Nuestra boda fue íntima, celebrada en una posada a orillas de un lago a principios de octubre. Las hojas eran rojas y doradas, el aire perfumado por el otoño, y todos los presentes nos decían que parecíamos la prueba de que la vida aún puede sorprendernos. Esa noche, después de que los invitados se marcharan y la música se desvaneciera, nos quedamos solos en la suite nupcial, rodeados de regalos entreabiertos y rosas marchitas.
Caroline se quitó los pendientes con manos temblorosas. Tenía el rostro pálido.
Me acerqué a ella y le dije en voz baja: “Oye, ya pasó. Puedes respirar tranquila. Lo logramos”.
Me miró como si le hubiera hablado desde el fondo de un túnel. Luego se sentó en el borde de la cama y apretó las palmas de las manos con tanta fuerza que se le pusieron los nudillos blancos.
—Daniel —susurró ella—, antes de que este matrimonio dé un paso más, hay algo que nunca te he contado.
Sentí que se me oprimía el pecho.
Ella alzó la mirada hacia la mía, llena de miedo y vergüenza que no tenían sentido en la noche más feliz de nuestras vidas.
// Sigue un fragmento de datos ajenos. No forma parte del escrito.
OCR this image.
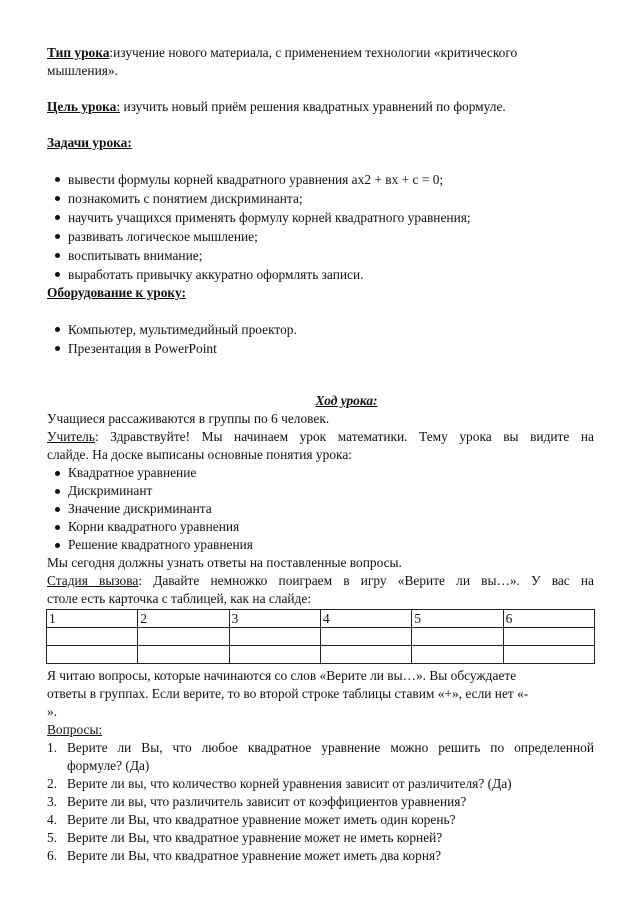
Тип урока:изучение нового материала, с применением технологии «критического
мышления».
Цель урока: изучить новый приём решения квадратных уравнений по формуле.
Задачи урока:
вывести формулы корней квадратного уравнения ах2 + вх + с = 0;
познакомить с понятием дискриминанта;
научить учащихся применять формулу корней квадратного уравнения;
развивать логическое мышление;
воспитывать внимание;
выработать привычку аккуратно оформлять записи.
Оборудование к уроку:
Компьютер, мультимедийный проектор.
Презентация в PowerPoint
Ход урока:
Учащиеся рассаживаются в группы по 6 человек.
Учитель: Здравствуйте! Мы начинаем урок математики. Тему урока вы видите на
слайде. На доске выписаны основные понятия урока:
Квадратное уравнение
Дискриминант
Значение дискриминанта
Корни квадратного уравнения
Решение квадратного уравнения
Мы сегодня должны узнать ответы на поставленные вопросы.
Стадия вызова: Давайте немножко поиграем в игру «Верите ли вы…». У вас на
столе есть карточка с таблицей, как на слайде:
1	2	3	4	5	6

Я читаю вопросы, которые начинаются со слов «Верите ли вы…». Вы обсуждаете
ответы в группах. Если верите, то во второй строке таблицы ставим «+», если нет «-
».
Вопросы:
1. Верите ли Вы, что любое квадратное уравнение можно решить по определенной
формуле? (Да)
2. Верите ли вы, что количество корней уравнения зависит от различителя? (Да)
3. Верите ли вы, что различитель зависит от коэффициентов уравнения?
4. Верите ли Вы, что квадратное уравнение может иметь один корень?
5. Верите ли Вы, что квадратное уравнение может не иметь корней?
6. Верите ли Вы, что квадратное уравнение может иметь два корня?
Entonces dijo: “Hace cuarenta y tres años, di a luz a tu hijo… y te hice creer que nunca habías tenido uno”.
Por un momento, sinceramente pensé que la había oído mal.
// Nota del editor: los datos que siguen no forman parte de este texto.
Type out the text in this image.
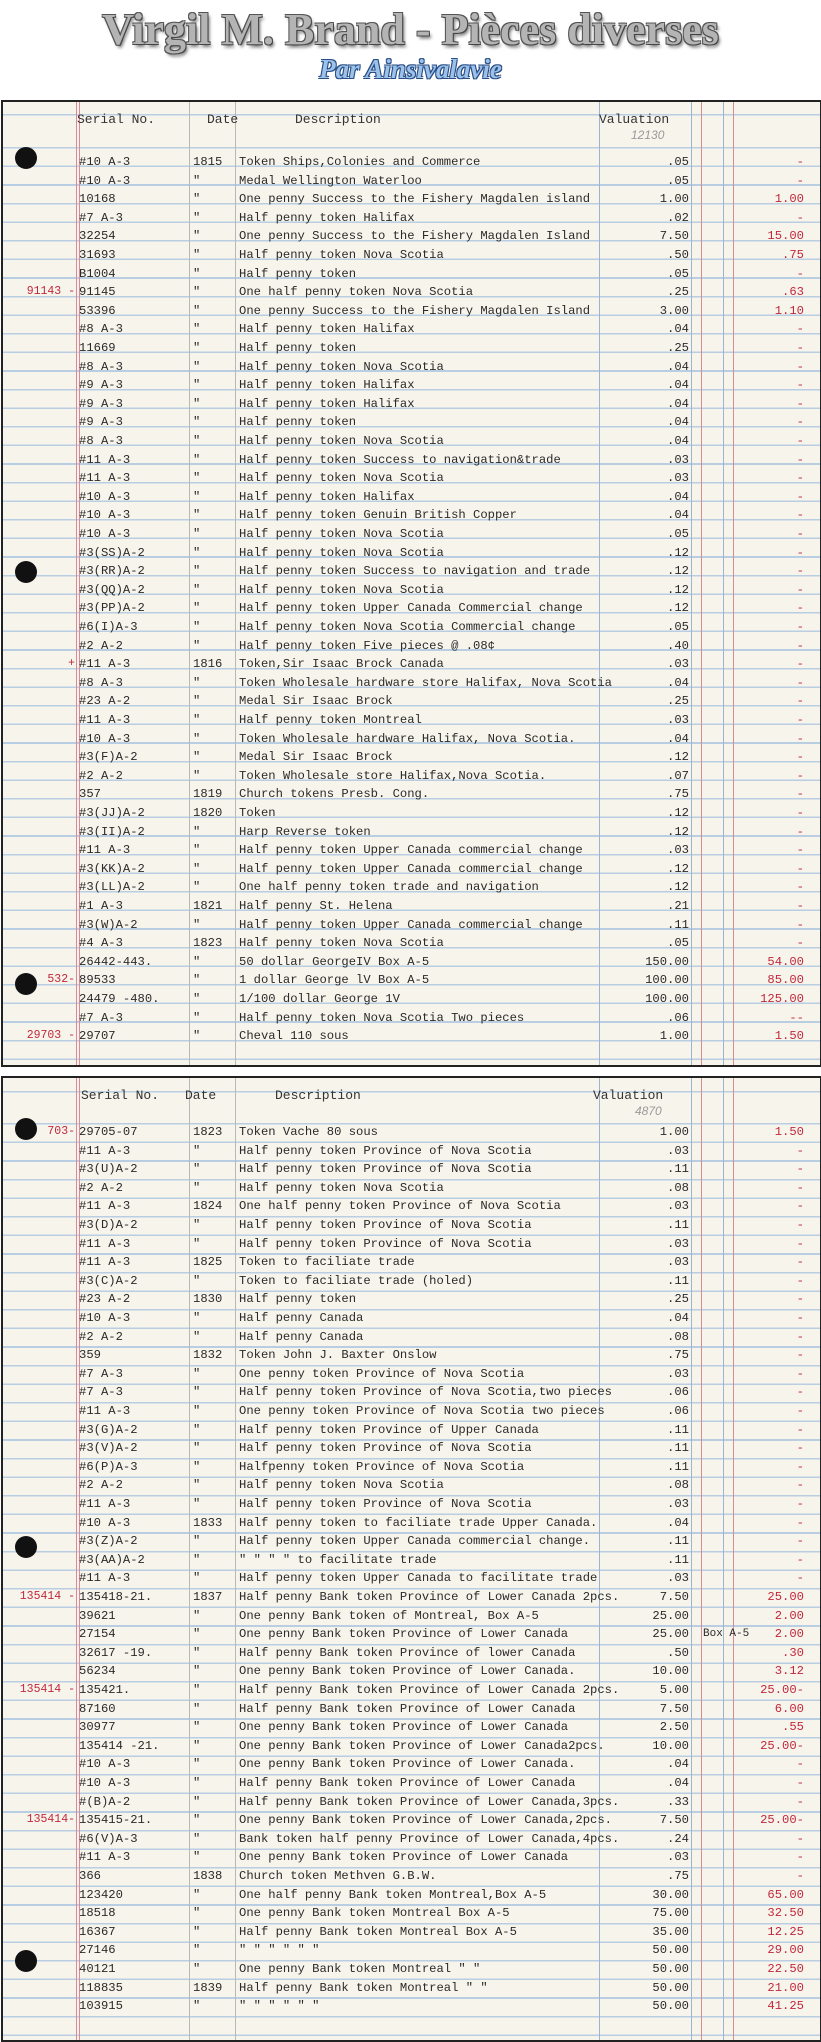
Virgil M. Brand - Pièces diverses
Par Ainsivalavie
Serial No.	Date	Description	Valuation
12130
#10 A-3	1815 Token Ships,Colonies and Commerce	.05	-
#10 A-3	"	Medal Wellington Waterloo	.05	-
10168	"	One penny Success to the Fishery Magdalen island	1.00	1.00
#7 A-3	"	Half penny token Halifax	.02	-
32254	"	One penny Success to the Fishery Magdalen Island	7.50	15.00
31693	"	Half penny token Nova Scotia	.50	.75
B1004	"	Half penny token	.05	-
91143 - 91145	"	One half penny token Nova Scotia	.25	.63
53396	"	One penny Success to the Fishery Magdalen Island	3.00	1.10
#8 A-3	"	Half penny token Halifax	.04	-
11669	"	Half penny token	.25	-
#8 A-3	"	Half penny token Nova Scotia	.04	-
#9 A-3	"	Half penny token Halifax	.04	-
#9 A-3	"	Half penny token Halifax	.04	-
#9 A-3	"	Half penny token	.04	-
#8 A-3	"	Half penny token Nova Scotia	.04	-
#11 A-3	"	Half penny token Success to navigation&trade	.03	-
#11 A-3	"	Half penny token Nova Scotia	.03	-
#10 A-3	"	Half penny token Halifax	.04	-
#10 A-3	"	Half penny token Genuin British Copper	.04	-
#10 A-3	"	Half penny token Nova Scotia	.05	-
#3(SS)A-2	"	Half penny token Nova Scotia	.12	-
#3(RR)A-2	"	Half penny token Success to navigation and trade	.12	-
#3(QQ)A-2	"	Half penny token Nova Scotia	.12	-
#3(PP)A-2	"	Half penny token Upper Canada Commercial change	.12	-
#6(I)A-3	"	Half penny token Nova Scotia Commercial change	.05	-
#2 A-2	"	Half penny token Five pieces @ .08¢	.40	-
+ #11 A-3	1816 Token,Sir Isaac Brock Canada	.03	-
#8 A-3	"	Token Wholesale hardware store Halifax, Nova Scotia	.04	-
#23 A-2	"	Medal Sir Isaac Brock	.25	-
#11 A-3	"	Half penny token Montreal	.03	-
#10 A-3	"	Token Wholesale hardware Halifax, Nova Scotia.	.04	-
#3(F)A-2	"	Medal Sir Isaac Brock	.12	-
#2 A-2	"	Token Wholesale store Halifax,Nova Scotia.	.07	-
357	1819 Church tokens Presb. Cong.	.75	-
#3(JJ)A-2	1820 Token	.12	-
#3(II)A-2	"	Harp Reverse token	.12	-
#11 A-3	"	Half penny token Upper Canada commercial change	.03	-
#3(KK)A-2	"	Half penny token Upper Canada commercial change	.12	-
#3(LL)A-2	"	One half penny token trade and navigation	.12	-
#1 A-3	1821 Half penny St. Helena	.21	-
#3(W)A-2	"	Half penny token Upper Canada commercial change	.11	-
#4 A-3	1823 Half penny token Nova Scotia	.05	-
26442-443.	"	50 dollar GeorgeIV Box A-5	150.00	54.00
532- 89533	"	1 dollar George lV Box A-5	100.00	85.00
24479 -480.	"	1/100 dollar George 1V	100.00	125.00
#7 A-3	"	Half penny token Nova Scotia Two pieces	.06	--
29703 - 29707	"	Cheval 110 sous	1.00	1.50
Serial No. Date	Description	Valuation
4870
703- 29705-07	1823 Token Vache 80 sous	1.00	1.50
#11 A-3	"	Half penny token Province of Nova Scotia	.03	-
#3(U)A-2	"	Half penny token Province of Nova Scotia	.11	-
#2 A-2	"	Half penny token Nova Scotia	.08	-
#11 A-3	1824 One half penny token Province of Nova Scotia	.03	-
#3(D)A-2	"	Half penny token Province of Nova Scotia	.11	-
#11 A-3	"	Half penny token Province of Nova Scotia	.03	-
#11 A-3	1825 Token to faciliate trade	.03	-
#3(C)A-2	"	Token to faciliate trade (holed)	.11	-
#23 A-2	1830 Half penny token	.25	-
#10 A-3	"	Half penny Canada	.04	-
#2 A-2	"	Half penny Canada	.08	-
359	1832 Token John J. Baxter Onslow	.75	-
#7 A-3	"	One penny token Province of Nova Scotia	.03	-
#7 A-3	"	Half penny token Province of Nova Scotia,two pieces	.06	-
#11 A-3	"	One penny token Province of Nova Scotia two pieces	.06	-
#3(G)A-2	"	Half penny token Province of Upper Canada	.11	-
#3(V)A-2	"	Half penny token Province of Nova Scotia	.11	-
#6(P)A-3	"	Halfpenny token Province of Nova Scotia	.11	-
#2 A-2	"	Half penny token Nova Scotia	.08	-
#11 A-3	"	Half penny token Province of Nova Scotia	.03	-
#10 A-3	1833 Half penny token to faciliate trade Upper Canada.	.04	-
#3(Z)A-2	"	Half penny token Upper Canada commercial change.	.11	-
#3(AA)A-2	"	" " " " to facilitate trade	.11	-
#11 A-3	"	Half penny token Upper Canada to facilitate trade	.03	-
135414 - 135418-21.	1837 Half penny Bank token Province of Lower Canada 2pcs.	7.50	25.00
39621	"	One penny Bank token of Montreal, Box A-5	25.00	2.00
27154	"	One penny Bank token Province of Lower Canada	25.00 Box A-5	2.00
32617 -19.	"	Half penny Bank token Province of lower Canada	.50	.30
56234	"	One penny Bank token Province of Lower Canada.	10.00	3.12
135414 - 135421.	"	Half penny Bank token Province of Lower Canada 2pcs.	5.00	25.00-
87160	"	Half penny Bank token Province of Lower Canada	7.50	6.00
30977	"	One penny Bank token Province of Lower Canada	2.50	.55
135414 -21.	"	One penny Bank token Province of Lower Canada2pcs.	10.00	25.00-
#10 A-3	"	One penny Bank token Province of Lower Canada.	.04	-
#10 A-3	"	Half penny Bank token Province of Lower Canada	.04	-
#(B)A-2	"	Half penny Bank token Province of Lower Canada,3pcs.	.33	-
135414- 135415-21.	"	One penny Bank token Province of Lower Canada,2pcs.	7.50	25.00-
#6(V)A-3	"	Bank token half penny Province of Lower Canada,4pcs.	.24	-
#11 A-3	"	One penny Bank token Province of Lower Canada	.03	-
366	1838 Church token Methven G.B.W.	.75	-
123420	"	One half penny Bank token Montreal,Box A-5	30.00	65.00
18518	"	One penny Bank token Montreal Box A-5	75.00	32.50
16367	"	Half penny Bank token Montreal Box A-5	35.00	12.25
27146	"	" " " " " "	50.00	29.00
40121	"	One penny Bank token Montreal " "	50.00	22.50
118835	1839 Half penny Bank token Montreal " "	50.00	21.00
103915	"	" " " " " "	50.00	41.25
La habitación pareció encogerse a mi alrededor. La pequeña suite nupcial, con sus cortinas florales y lámparas de latón, de repente se sintió asfixiada, como si todo el oxígeno se hubiera esfumado de golpe. Miré a Caroline, esperando que se retractara, que me dijera que el estrés la había superado, que se trataba de una terrible confusión. Pero no lo hizo. Simplemente se quedó sentada, con lágrimas asomando en sus ojos, con la expresión de una mujer que hubiera cargado con una piedra en el pecho durante medio siglo.
—¿Qué dijiste? —pregunté, aunque había oído cada palabra.
Tragó saliva con dificultad. “El verano después de la graduación. Antes de que te fueras. Estaba embarazada, Daniel.”
Di un paso atrás y apoyé una mano en la cómoda. Mi mente recorría recuerdos que no había tocado en décadas. Aquel último verano. Su llanto cuando le dije la fecha de mi alistamiento. La forma en que dejó de escribir repentinamente después de mi segunda carta desde el campamento de entrenamiento. Su madre diciéndole a una de mis amigas que Caroline se había mudado para estudiar antes de lo previsto.
—Me dijiste que habías conocido a otra persona —dije—. Me enviaste esa carta.